Now, lawmakers in at least a dozen states and Congress have pushed legislation to curtail the financial burden that has pushed many into untenable situations: forgoing needed care for fear of added debt, taking a second mortgage to pay for cancer treatment, or slashing grocery budgets to keep up with payments.

Some of the bills would create medical debt relief programs or protect personal property from collections, while others would lower interest rates, keep medical debt from tanking credit scores or require greater transparency in the costs of care.

In Colorado, House lawmakers approved a measure on Wednesday that would lower the maximum interest rate for medical debt to 3 percent, require greater transparency in treatment costs, and prohibit debt collection during an appeals process.

But there are opponents. Colorado Republican Senator Janice Rich said she is worried that the proposal could "constrain hospitals' debt collecting ability and hurt their cash flow".

For patients, medical debt has become a leading cause of personal bankruptcy, with an estimated $88 billion of that debt in collections nationwide, according to the Consumer Financial Protection Bureau. Roughly 530,000 people reported falling into bankruptcy annually partly due to medical bills and time away from work, according to a 2019 study from the American Journal of Public Health.

Powers' family ended up owing $250,000 for the 19 lifesaving abdominal surgeries. They declared bankruptcy in 2009, and then the bank foreclosed on their home.

"Only recently have we begun to pick up the pieces," said James Powers, Cindy's husband, during his February testimony in favor of Colorado's bill.

Castaneda, who was born with a congenital heart defect, found herself $200,000 in debt when she was 23 and had to have surgery. The debt tanked her credit score and forced her to rely on her emotionally abusive husband's credit.

For over a decade, Castaneda wanted out of the relationship, but everything they owned was in her husband's name, making it nearly impossible to break away. She finally divorced her husband in 2017.
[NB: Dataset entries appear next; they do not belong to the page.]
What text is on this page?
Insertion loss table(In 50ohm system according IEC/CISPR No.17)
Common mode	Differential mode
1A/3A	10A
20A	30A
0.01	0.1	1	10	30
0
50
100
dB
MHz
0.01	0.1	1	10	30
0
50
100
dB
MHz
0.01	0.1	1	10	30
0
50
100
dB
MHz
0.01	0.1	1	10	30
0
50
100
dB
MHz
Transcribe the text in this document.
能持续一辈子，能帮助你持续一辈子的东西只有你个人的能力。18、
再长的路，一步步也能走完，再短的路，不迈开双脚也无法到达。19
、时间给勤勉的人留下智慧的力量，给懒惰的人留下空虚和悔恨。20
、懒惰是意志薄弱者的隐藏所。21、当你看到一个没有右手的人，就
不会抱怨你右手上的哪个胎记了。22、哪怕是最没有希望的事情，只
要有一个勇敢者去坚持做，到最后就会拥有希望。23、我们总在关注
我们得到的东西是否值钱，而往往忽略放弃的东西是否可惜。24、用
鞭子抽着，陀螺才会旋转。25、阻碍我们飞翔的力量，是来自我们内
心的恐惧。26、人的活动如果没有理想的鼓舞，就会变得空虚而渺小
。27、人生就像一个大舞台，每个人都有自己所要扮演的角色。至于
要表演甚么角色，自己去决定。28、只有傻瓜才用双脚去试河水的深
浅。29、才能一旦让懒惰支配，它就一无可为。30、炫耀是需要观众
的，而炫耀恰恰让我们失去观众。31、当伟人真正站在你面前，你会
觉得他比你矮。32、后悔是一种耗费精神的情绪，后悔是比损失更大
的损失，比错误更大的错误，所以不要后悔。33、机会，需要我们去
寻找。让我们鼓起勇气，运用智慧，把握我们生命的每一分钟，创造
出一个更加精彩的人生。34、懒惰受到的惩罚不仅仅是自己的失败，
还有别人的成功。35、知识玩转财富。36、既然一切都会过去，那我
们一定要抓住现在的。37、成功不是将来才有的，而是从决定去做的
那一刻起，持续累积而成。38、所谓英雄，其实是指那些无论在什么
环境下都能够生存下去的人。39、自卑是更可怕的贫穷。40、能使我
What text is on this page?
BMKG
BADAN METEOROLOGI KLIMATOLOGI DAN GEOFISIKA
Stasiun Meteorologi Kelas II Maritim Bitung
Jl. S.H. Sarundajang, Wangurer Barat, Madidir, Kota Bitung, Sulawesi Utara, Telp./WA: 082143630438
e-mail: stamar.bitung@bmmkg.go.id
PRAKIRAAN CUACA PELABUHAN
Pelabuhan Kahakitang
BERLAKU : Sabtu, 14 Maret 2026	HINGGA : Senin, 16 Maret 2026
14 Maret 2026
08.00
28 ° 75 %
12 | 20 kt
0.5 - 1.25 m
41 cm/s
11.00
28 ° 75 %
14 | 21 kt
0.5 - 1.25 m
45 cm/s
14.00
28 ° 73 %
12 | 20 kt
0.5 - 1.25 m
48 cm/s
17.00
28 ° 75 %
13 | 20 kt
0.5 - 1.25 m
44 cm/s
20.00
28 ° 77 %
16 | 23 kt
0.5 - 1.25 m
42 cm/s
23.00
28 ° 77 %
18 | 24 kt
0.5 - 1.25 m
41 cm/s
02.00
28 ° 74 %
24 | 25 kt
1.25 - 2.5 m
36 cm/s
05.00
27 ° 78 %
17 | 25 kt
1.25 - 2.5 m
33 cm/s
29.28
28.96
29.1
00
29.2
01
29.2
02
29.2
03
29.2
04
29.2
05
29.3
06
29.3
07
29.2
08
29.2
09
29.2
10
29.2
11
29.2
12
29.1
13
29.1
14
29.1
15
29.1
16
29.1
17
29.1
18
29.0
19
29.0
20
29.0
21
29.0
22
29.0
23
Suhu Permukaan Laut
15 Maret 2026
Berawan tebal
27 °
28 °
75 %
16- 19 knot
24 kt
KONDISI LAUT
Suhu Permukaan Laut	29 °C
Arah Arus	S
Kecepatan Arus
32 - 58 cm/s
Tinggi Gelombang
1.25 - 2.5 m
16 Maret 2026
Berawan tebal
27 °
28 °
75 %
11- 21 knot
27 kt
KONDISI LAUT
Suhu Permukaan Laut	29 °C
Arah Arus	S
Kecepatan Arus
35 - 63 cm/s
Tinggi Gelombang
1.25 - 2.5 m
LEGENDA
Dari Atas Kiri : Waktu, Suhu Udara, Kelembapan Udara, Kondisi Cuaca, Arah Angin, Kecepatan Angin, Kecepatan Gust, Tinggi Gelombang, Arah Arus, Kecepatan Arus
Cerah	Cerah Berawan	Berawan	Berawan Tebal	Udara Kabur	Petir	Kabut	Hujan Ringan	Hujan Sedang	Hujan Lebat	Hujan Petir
"I'm trying to play catch-up for the last 20 years," said Castaneda, a 45-year-old hairstylist from Grand Junction on Colorado's Western Slope. Medical debt is not a strong indicator of people's creditworthiness, said Isabel Cruz, policy director at the Colorado Consumer Health Initiative.

While buying a car beyond your means or overspending on vacation can partly be chalked up to poor decision-making, medical debt often comes from short, acute care treatments that are unexpected, leaving patients with hefty bills that exceed their budgets.

For Vance, protecting her credit score early could have had a major impact. Vance's medical debt began at age 19 from the skateboard crash, and then was compounded when she broke her arm soon after. Now at 39, she has never been able to qualify for a credit card or car loan. Her in-laws co-signed for her Colorado apartment.

"My credit identity was medical debt, and that set the tone for my life," she said.